On a technical level, it's well produced, on-time and in-key even as some tracks juggle as many as 10 songs in
one track. More importantly, imaginative touches abound: how did I never notice that Lennon sw
iped the
melody of "For The Benefit For Mr. Kite" from his earlier "It's Only Love"? Well spotted, sirs.

Weirdly enough, before his mashup career, CCC started the Monkeyman superhero hoax.

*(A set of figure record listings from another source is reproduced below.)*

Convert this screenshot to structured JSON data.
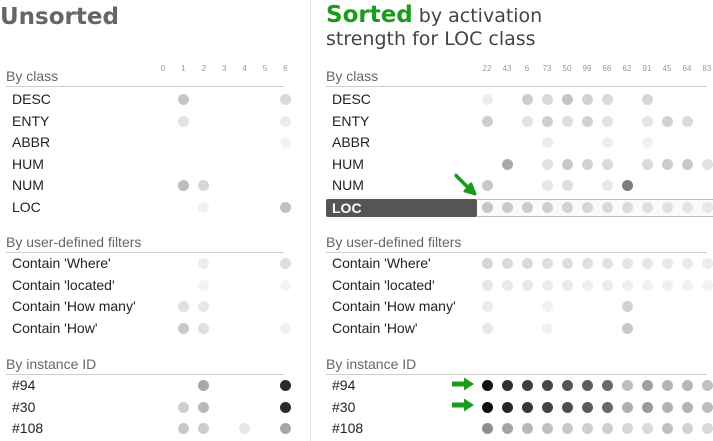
{
  "left": {
    "title": "Unsorted",
    "columns": [
      "0",
      "1",
      "2",
      "3",
      "4",
      "5",
      "6"
    ],
    "sections": [
      {
        "header": "By class",
        "rows": [
          {
            "label": "DESC",
            "dots": [
              null,
              "#c6c6c6",
              null,
              null,
              null,
              null,
              "#dadada"
            ]
          },
          {
            "label": "ENTY",
            "dots": [
              null,
              "#e2e2e2",
              null,
              null,
              null,
              null,
              "#ececec"
            ]
          },
          {
            "label": "ABBR",
            "dots": [
              null,
              null,
              null,
              null,
              null,
              null,
              "#f3f3f3"
            ]
          },
          {
            "label": "HUM",
            "dots": [
              null,
              null,
              null,
              null,
              null,
              null,
              null
            ]
          },
          {
            "label": "NUM",
            "dots": [
              null,
              "#bdbdbd",
              "#d6d6d6",
              null,
              null,
              null,
              null
            ]
          },
          {
            "label": "LOC",
            "dots": [
              null,
              null,
              "#f0f0f0",
              null,
              null,
              null,
              "#c2c2c2"
            ]
          }
        ]
      },
      {
        "header": "By user-defined filters",
        "rows": [
          {
            "label": "Contain 'Where'",
            "dots": [
              null,
              null,
              "#ececec",
              null,
              null,
              null,
              "#dedede"
            ]
          },
          {
            "label": "Contain 'located'",
            "dots": [
              null,
              null,
              "#f3f3f3",
              null,
              null,
              null,
              "#f3f3f3"
            ]
          },
          {
            "label": "Contain 'How many'",
            "dots": [
              null,
              "#e0e0e0",
              "#e8e8e8",
              null,
              null,
              null,
              null
            ]
          },
          {
            "label": "Contain 'How'",
            "dots": [
              null,
              "#c8c8c8",
              "#dfdfdf",
              null,
              null,
              null,
              "#f1f1f1"
            ]
          }
        ]
      },
      {
        "header": "By instance ID",
        "rows": [
          {
            "label": "#94",
            "dots": [
              null,
              null,
              "#a8a8a8",
              null,
              null,
              null,
              "#2a2a2a"
            ]
          },
          {
            "label": "#30",
            "dots": [
              null,
              "#cfcfcf",
              "#b8b8b8",
              null,
              null,
              null,
              "#2a2a2a"
            ]
          },
          {
            "label": "#108",
            "dots": [
              null,
              "#c8c8c8",
              "#cdcdcd",
              null,
              "#e6e6e6",
              null,
              "#a6a6a6"
            ]
          }
        ]
      }
    ]
  },
  "right": {
    "title_strong": "Sorted",
    "title_rest_line1": "by activation",
    "title_rest_line2": "strength for LOC class",
    "columns": [
      "22",
      "43",
      "6",
      "73",
      "50",
      "99",
      "66",
      "62",
      "91",
      "45",
      "64",
      "83"
    ],
    "sections": [
      {
        "header": "By class",
        "rows": [
          {
            "label": "DESC",
            "dots": [
              "#ececec",
              null,
              "#cdcdcd",
              "#dadada",
              "#c4c4c4",
              "#d2d2d2",
              "#dadada",
              null,
              "#d6d6d6",
              null,
              null,
              null
            ]
          },
          {
            "label": "ENTY",
            "dots": [
              "#cdcdcd",
              null,
              "#e2e2e2",
              "#cfcfcf",
              "#dedede",
              "#d2d2d2",
              "#e2e2e2",
              null,
              "#e6e6e6",
              "#d2d2d2",
              "#dadada",
              null
            ]
          },
          {
            "label": "ABBR",
            "dots": [
              null,
              null,
              null,
              "#ececec",
              null,
              null,
              "#eeeeee",
              null,
              "#f1f1f1",
              null,
              null,
              null
            ]
          },
          {
            "label": "HUM",
            "dots": [
              null,
              "#aaaaaa",
              null,
              "#e2e2e2",
              "#c8c8c8",
              "#d2d2d2",
              "#dadada",
              null,
              "#dadada",
              "#cdcdcd",
              "#c8c8c8",
              "#e2e2e2"
            ]
          },
          {
            "label": "NUM",
            "dots": [
              "#c8c8c8",
              null,
              null,
              "#e6e6e6",
              "#dedede",
              null,
              "#e8e8e8",
              "#7d7d7d",
              null,
              null,
              null,
              null
            ]
          },
          {
            "label": "LOC",
            "highlight": true,
            "dots": [
              "#c6c6c6",
              "#c9c9c9",
              "#cccccc",
              "#cfcfcf",
              "#d2d2d2",
              "#d5d5d5",
              "#d8d8d8",
              "#dbdbdb",
              "#dedede",
              "#e1e1e1",
              "#e4e4e4",
              "#e7e7e7"
            ]
          }
        ]
      },
      {
        "header": "By user-defined filters",
        "rows": [
          {
            "label": "Contain 'Where'",
            "dots": [
              "#d6d6d6",
              "#dadada",
              "#dadada",
              "#dedede",
              "#dedede",
              "#e0e0e0",
              "#e2e2e2",
              "#e4e4e4",
              "#e6e6e6",
              "#e8e8e8",
              "#eaeaea",
              "#ececec"
            ]
          },
          {
            "label": "Contain 'located'",
            "dots": [
              "#e6e6e6",
              "#eaeaea",
              "#e8e8e8",
              "#ececec",
              "#eaeaea",
              "#eeeeee",
              "#ececec",
              "#eeeeee",
              "#f0f0f0",
              "#f0f0f0",
              "#f1f1f1",
              "#f3f3f3"
            ]
          },
          {
            "label": "Contain 'How many'",
            "dots": [
              "#ececec",
              null,
              null,
              "#f1f1f1",
              null,
              null,
              null,
              "#d2d2d2",
              null,
              null,
              null,
              null
            ]
          },
          {
            "label": "Contain 'How'",
            "dots": [
              "#e8e8e8",
              null,
              null,
              "#f1f1f1",
              null,
              null,
              null,
              "#c8c8c8",
              null,
              null,
              null,
              null
            ]
          }
        ]
      },
      {
        "header": "By instance ID",
        "rows": [
          {
            "label": "#94",
            "arrow": true,
            "dots": [
              "#111111",
              "#2e2e2e",
              "#3e3e3e",
              "#474747",
              "#555555",
              "#5d5d5d",
              "#6a6a6a",
              "#bdbdbd",
              "#a0a0a0",
              "#b4b4b4",
              "#b6b6b6",
              "#c1c1c1"
            ]
          },
          {
            "label": "#30",
            "arrow": true,
            "dots": [
              "#0c0c0c",
              "#262626",
              "#363636",
              "#444444",
              "#4d4d4d",
              "#5b5b5b",
              "#676767",
              "#b0b0b0",
              "#9a9a9a",
              "#b2b2b2",
              "#b2b2b2",
              "#bdbdbd"
            ]
          },
          {
            "label": "#108",
            "dots": [
              "#8f8f8f",
              "#a3a3a3",
              "#b8b8b8",
              "#c1c1c1",
              "#c8c8c8",
              "#cfcfcf",
              "#cecece",
              "#d6d6d6",
              "#dadada",
              "#c1c1c1",
              "#d2d2d2",
              "#dadada"
            ]
          }
        ]
      }
    ]
  },
  "colors": {
    "green": "#1c9a1c",
    "title_gray": "#666666",
    "loc_bar": "#555555"
  }
}
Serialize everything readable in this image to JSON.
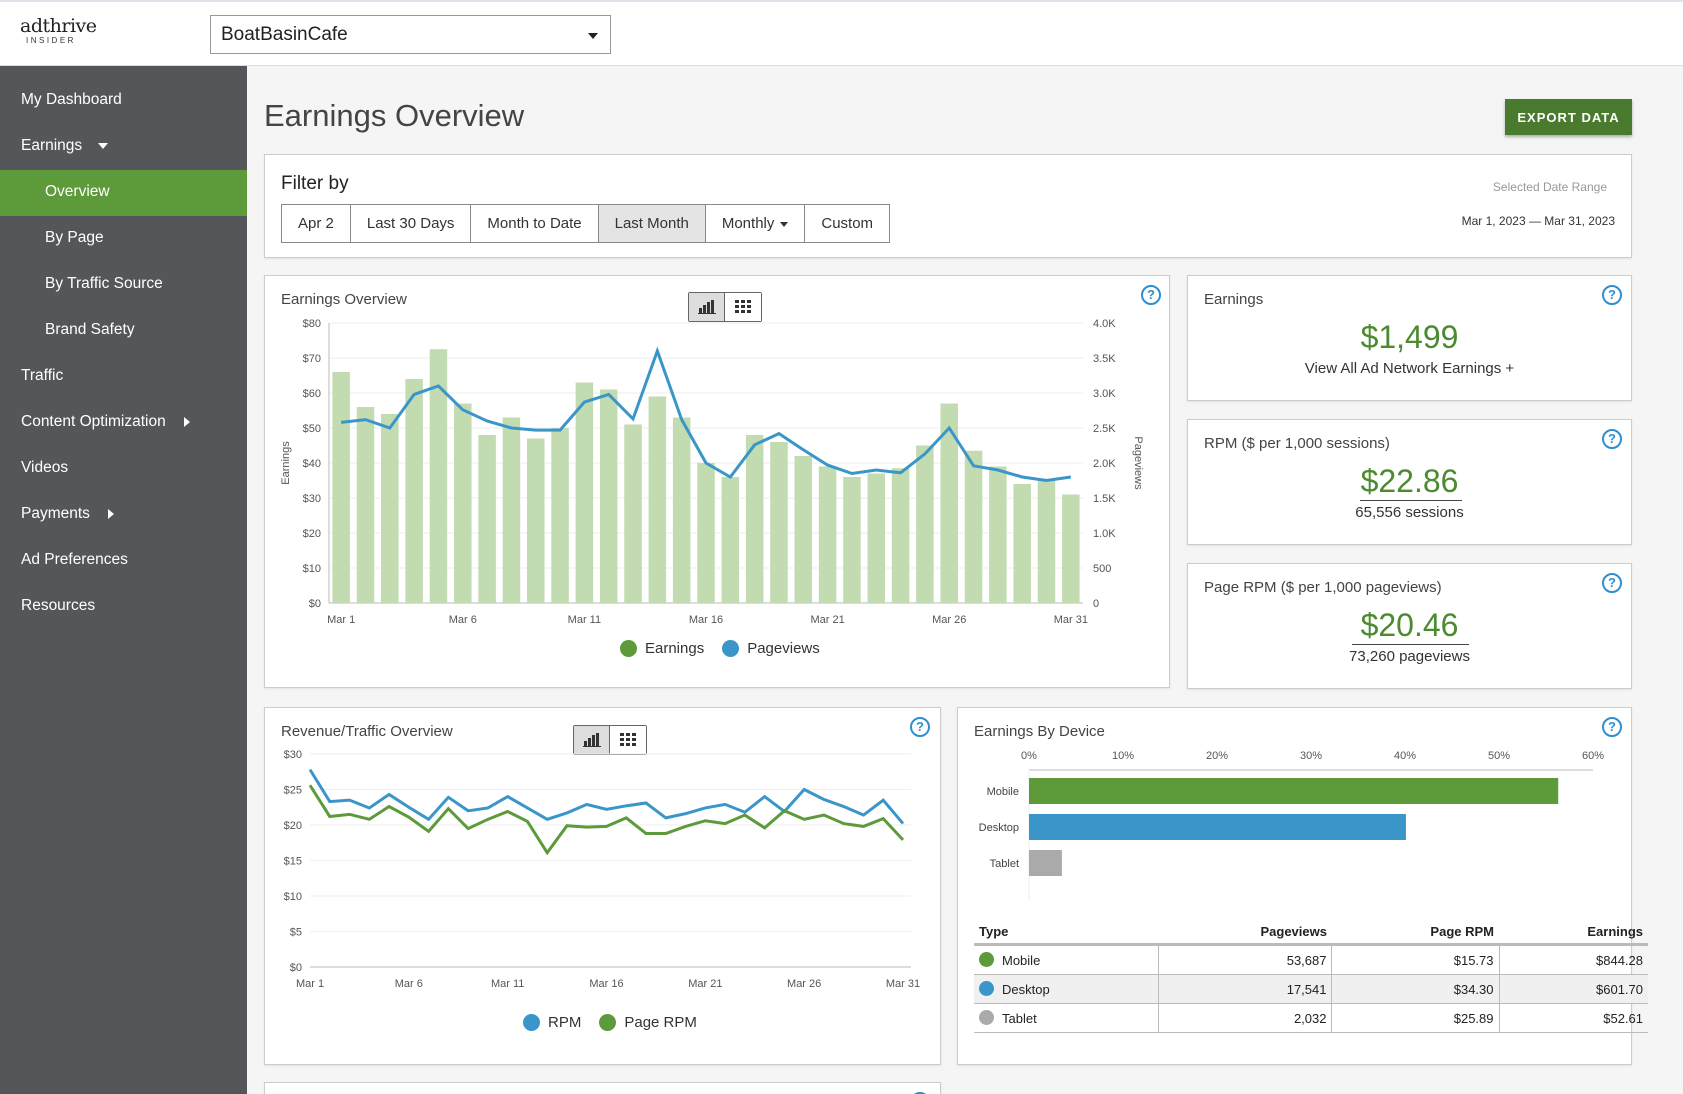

And if you want the album (I'M NOT HOSTING IT, NEVER DID) it's easy enough to just search for "mediafire" + "ccc
ill chemist cracked pepper," so I don't know what all this nonsense accomplishes. Sorry, all of your original
comments are gone.


Wednesday, February 09, 2011

ALL RIGHTS REVERSED

The new Evolution Control Committee album, "All Rights Reserved," is a masterwork of hilarious sound collage and mashups, utilizing strange thrift-store records, ranting preachers, outsider music recordings, pop hits and boomin' beatz. Buy it, if you can find it. But whatever you do, do NOT listen to it:

"The lawyers had concerns," ECC's TradeMark Gunderson explains. ..."We thought the best solution would be
a legal agreement that forbids anyone -- everyone -- from listening. Period."

(Don't listen to it HERE.)


'What Would You Think If I Sang AutoTune' = hilarious misuse of technology. 'Don't Let The Devil Blow Your Mind' kicks butt like prime Fatboy Slim or Chemical Brothers. 'Stairway to Britney' reminds you that ECC practically invented the mashup. 'Listener License Agreement Reminder' = even more hilariouser. 'California Dreamings' stitches a new version of a certain Mamas and Papas hit out of what must be every version of that oldie ever recorded - a helluva lot of work. The sampled voice of
Luie Luie pops up, as does J & H Productions (already sampled by RIAA a few years ago!) And so on. Fun, fun stuff.

Tuesday, June 10, 2008

QUOTE OF THE DAY

From this article in the LA Times: "I spent an entire career at the major labels," [Larry] Jenkins [head of CBS Records] said, "and I learned a lot of what to do -- and a lot of what to avoid. I thought, 'What if we went into this where we'll only sign artists who are really talented?"